Cosa abbiamo in comune io e Giuseppe Tornatore? Sia io che lui siamo del segno dei Gemelli.
Lui è nato il 27 maggio del 1956, io sono nato il 24 maggio del 1957. Ed è questo essere quasi coetanei, che ci ha portato a vivere da ragazzini gli stessi sogni che il Cinema degli Anni'60 sapeva ancora regalare. Tutto ciò che Tornatore descrive magistralmente in Nuovo Cinema Paradiso, attraverso la figura autobiografica del piccolo Totò Cascio (interpretato da Salvatore de Vita) è il frutto di fatti ed episodi che il regista ha vissuto in prima persona a Bagheria. Gli stessi che ho vissuto io a Gela in quegli stessi anni.
Perché se il proiezionista Alfredo (interpretato da Philippe Noiret) era colui che portava “Peppuccio-Totò” in cabina facendolo innamorare sempre più della Settima Arte, allo stesso modo io che vivevo a piazza san Francesco, mi rifugiavo un giorno sì e l'altro pure al Cinema Mastrosimone, e grazie all'amico di famiglia Pino Lionti (storico proiezionista di quella sala) potevo vedere in cabina tutti i film che volevo.
Ed è proprio in una cabina di proiezione dove si respiravano l'aria e gli odori tipici del cinema (anche la pellicola aveva un suo odore caratteristico) che diveniva facile sognare anche l'impossibile. Ricordo, che il primo film vietato ai minori di anni 14 lo potei vedere proprio grazie a Lionti, e non si pensi a chissà quale pellicola scandalosa. Il film si intitolava Il ritorno di Ringo e protagonista di quello spaghetti western era il mio mito di gioventù, Giuliano Gemma.

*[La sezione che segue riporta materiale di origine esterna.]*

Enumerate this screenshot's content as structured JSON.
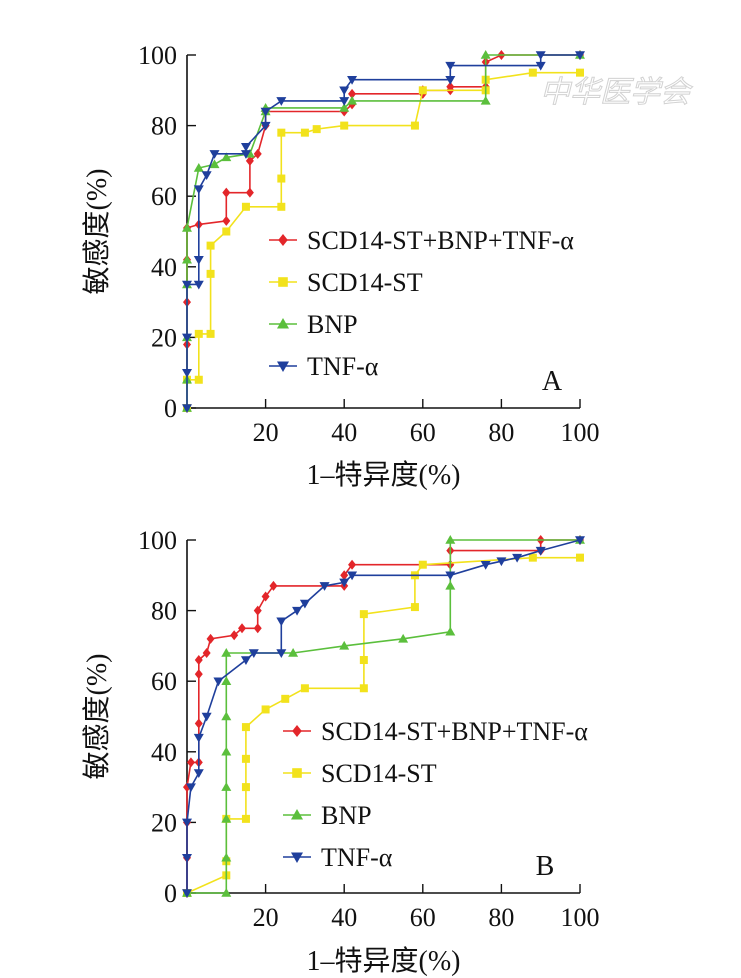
{
  "watermark": "中华医学会",
  "colors": {
    "SCD14-ST+BNP+TNF-α": "#e3262a",
    "SCD14-ST": "#f2e21c",
    "BNP": "#5bbf3c",
    "TNF-α": "#1f3f9c",
    "axis": "#111111"
  },
  "chart_data": [
    {
      "type": "line",
      "panel_label": "A",
      "xlabel": "1–特异度(%)",
      "ylabel": "敏感度(%)",
      "xlim": [
        0,
        100
      ],
      "ylim": [
        0,
        100
      ],
      "xticks": [
        20,
        40,
        60,
        80,
        100
      ],
      "yticks": [
        0,
        20,
        40,
        60,
        80,
        100
      ],
      "legend_position": "center-right",
      "grid": false,
      "series": [
        {
          "name": "SCD14-ST+BNP+TNF-α",
          "marker": "diamond",
          "points": [
            [
              0,
              0
            ],
            [
              0,
              8
            ],
            [
              0,
              18
            ],
            [
              0,
              30
            ],
            [
              0,
              42
            ],
            [
              0,
              51
            ],
            [
              3,
              52
            ],
            [
              10,
              53
            ],
            [
              10,
              61
            ],
            [
              16,
              61
            ],
            [
              16,
              70
            ],
            [
              18,
              72
            ],
            [
              20,
              80
            ],
            [
              20,
              84
            ],
            [
              40,
              84
            ],
            [
              42,
              86
            ],
            [
              42,
              89
            ],
            [
              60,
              89
            ],
            [
              60,
              90
            ],
            [
              67,
              90
            ],
            [
              67,
              91
            ],
            [
              76,
              91
            ],
            [
              76,
              98
            ],
            [
              80,
              100
            ],
            [
              100,
              100
            ]
          ]
        },
        {
          "name": "SCD14-ST",
          "marker": "square",
          "points": [
            [
              0,
              0
            ],
            [
              0,
              8
            ],
            [
              3,
              8
            ],
            [
              3,
              21
            ],
            [
              6,
              21
            ],
            [
              6,
              38
            ],
            [
              6,
              46
            ],
            [
              10,
              50
            ],
            [
              15,
              57
            ],
            [
              24,
              57
            ],
            [
              24,
              65
            ],
            [
              24,
              78
            ],
            [
              30,
              78
            ],
            [
              33,
              79
            ],
            [
              40,
              80
            ],
            [
              58,
              80
            ],
            [
              60,
              90
            ],
            [
              76,
              90
            ],
            [
              76,
              93
            ],
            [
              88,
              95
            ],
            [
              100,
              95
            ]
          ]
        },
        {
          "name": "BNP",
          "marker": "triangle-up",
          "points": [
            [
              0,
              0
            ],
            [
              0,
              8
            ],
            [
              0,
              20
            ],
            [
              0,
              35
            ],
            [
              0,
              42
            ],
            [
              0,
              51
            ],
            [
              3,
              68
            ],
            [
              7,
              69
            ],
            [
              10,
              71
            ],
            [
              16,
              72
            ],
            [
              20,
              84
            ],
            [
              20,
              85
            ],
            [
              40,
              85
            ],
            [
              42,
              87
            ],
            [
              76,
              87
            ],
            [
              76,
              100
            ],
            [
              100,
              100
            ]
          ]
        },
        {
          "name": "TNF-α",
          "marker": "triangle-down",
          "points": [
            [
              0,
              0
            ],
            [
              0,
              10
            ],
            [
              0,
              20
            ],
            [
              0,
              35
            ],
            [
              3,
              35
            ],
            [
              3,
              42
            ],
            [
              3,
              62
            ],
            [
              5,
              66
            ],
            [
              7,
              72
            ],
            [
              15,
              72
            ],
            [
              15,
              74
            ],
            [
              20,
              80
            ],
            [
              20,
              84
            ],
            [
              24,
              87
            ],
            [
              40,
              87
            ],
            [
              40,
              90
            ],
            [
              42,
              93
            ],
            [
              67,
              93
            ],
            [
              67,
              97
            ],
            [
              90,
              97
            ],
            [
              90,
              100
            ],
            [
              100,
              100
            ]
          ]
        }
      ]
    },
    {
      "type": "line",
      "panel_label": "B",
      "xlabel": "1–特异度(%)",
      "ylabel": "敏感度(%)",
      "xlim": [
        0,
        100
      ],
      "ylim": [
        0,
        100
      ],
      "xticks": [
        20,
        40,
        60,
        80,
        100
      ],
      "yticks": [
        0,
        20,
        40,
        60,
        80,
        100
      ],
      "legend_position": "center-right",
      "grid": false,
      "series": [
        {
          "name": "SCD14-ST+BNP+TNF-α",
          "marker": "diamond",
          "points": [
            [
              0,
              0
            ],
            [
              0,
              10
            ],
            [
              0,
              20
            ],
            [
              0,
              30
            ],
            [
              1,
              37
            ],
            [
              3,
              37
            ],
            [
              3,
              48
            ],
            [
              3,
              62
            ],
            [
              3,
              66
            ],
            [
              5,
              68
            ],
            [
              6,
              72
            ],
            [
              12,
              73
            ],
            [
              14,
              75
            ],
            [
              18,
              75
            ],
            [
              18,
              80
            ],
            [
              20,
              84
            ],
            [
              22,
              87
            ],
            [
              40,
              87
            ],
            [
              40,
              90
            ],
            [
              42,
              93
            ],
            [
              67,
              93
            ],
            [
              67,
              97
            ],
            [
              90,
              97
            ],
            [
              90,
              100
            ],
            [
              100,
              100
            ]
          ]
        },
        {
          "name": "SCD14-ST",
          "marker": "square",
          "points": [
            [
              0,
              0
            ],
            [
              10,
              5
            ],
            [
              10,
              9
            ],
            [
              10,
              21
            ],
            [
              15,
              21
            ],
            [
              15,
              30
            ],
            [
              15,
              38
            ],
            [
              15,
              47
            ],
            [
              20,
              52
            ],
            [
              25,
              55
            ],
            [
              30,
              58
            ],
            [
              45,
              58
            ],
            [
              45,
              66
            ],
            [
              45,
              79
            ],
            [
              58,
              81
            ],
            [
              58,
              90
            ],
            [
              60,
              93
            ],
            [
              88,
              95
            ],
            [
              100,
              95
            ]
          ]
        },
        {
          "name": "BNP",
          "marker": "triangle-up",
          "points": [
            [
              0,
              0
            ],
            [
              10,
              0
            ],
            [
              10,
              10
            ],
            [
              10,
              21
            ],
            [
              10,
              30
            ],
            [
              10,
              40
            ],
            [
              10,
              50
            ],
            [
              10,
              60
            ],
            [
              10,
              68
            ],
            [
              27,
              68
            ],
            [
              40,
              70
            ],
            [
              55,
              72
            ],
            [
              67,
              74
            ],
            [
              67,
              87
            ],
            [
              67,
              100
            ],
            [
              100,
              100
            ]
          ]
        },
        {
          "name": "TNF-α",
          "marker": "triangle-down",
          "points": [
            [
              0,
              0
            ],
            [
              0,
              10
            ],
            [
              0,
              20
            ],
            [
              1,
              30
            ],
            [
              3,
              34
            ],
            [
              3,
              44
            ],
            [
              5,
              50
            ],
            [
              8,
              60
            ],
            [
              15,
              66
            ],
            [
              17,
              68
            ],
            [
              24,
              68
            ],
            [
              24,
              77
            ],
            [
              28,
              80
            ],
            [
              30,
              82
            ],
            [
              35,
              87
            ],
            [
              40,
              88
            ],
            [
              42,
              90
            ],
            [
              67,
              90
            ],
            [
              76,
              93
            ],
            [
              80,
              94
            ],
            [
              84,
              95
            ],
            [
              90,
              97
            ],
            [
              100,
              100
            ]
          ]
        }
      ]
    }
  ]
}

Così, quando nel 1988 vidi (e proprio al cinema Mastrosimone!) per la prima volta Nuovo Cinema Paradiso, non potei non avvertire i brividi lungo la schiena, e non essere grato a Tornatore per come aveva saputo raccontare la sua storia che però era un po' anche la mia storia. Non a caso nel 2010, in una tesi di laurea discussa da un giovane aspirante regista, intitolata Quelli di Nuovo Cinema Paradiso, veniva menzionata pure la mia attività cinematografica, sicuramente debitrice nel suo sviluppo, di quella grande stagione che vide primeggiare con i vari De Sica, Fellini, Rossellini, Visconti il nostro cinema nel mondo.
Ecco allora che io e Peppuccio – quest'anno vincitore del David di Donatello per il documentario Ennio dedicato a Morricone, che molto contribuì al successo del suo capolavoro – siamo diventati “cinematografari”, come dicono a Roma, per queste confluenti esperienze che si sono trasformate presto in una “vocazione” (senza questa il “mestieraccio” del cinema non si può fare), e ci hanno poi proiettato in quella dimensione magica che è pensare, scrivere, girare un film.
Certo, Tornatore, grazie ai suoi film di successo (Il camorrista, L'uomo delle stelle, Malena, Il pianista sull'oceano, Baaria, La migliore offerta, etc.) è oggi famoso in tutto il mondo e gli americani forse lo adorano più degli stessi italiani. La mia carriera invece è stata meno eclatante. Ma anche se io non ho vinto l'Oscar come il mio più famoso collega, comunque mi ritengo ugualmente un privilegiato non solo perché sono riuscito a fare da grande il lavoro che volevo fare da ragazzino, ma anche perché – a Dio piacendo – l'anno venturo saranno 40 anni nel cinema, e non mi si dica che questo non è un bel traguardo.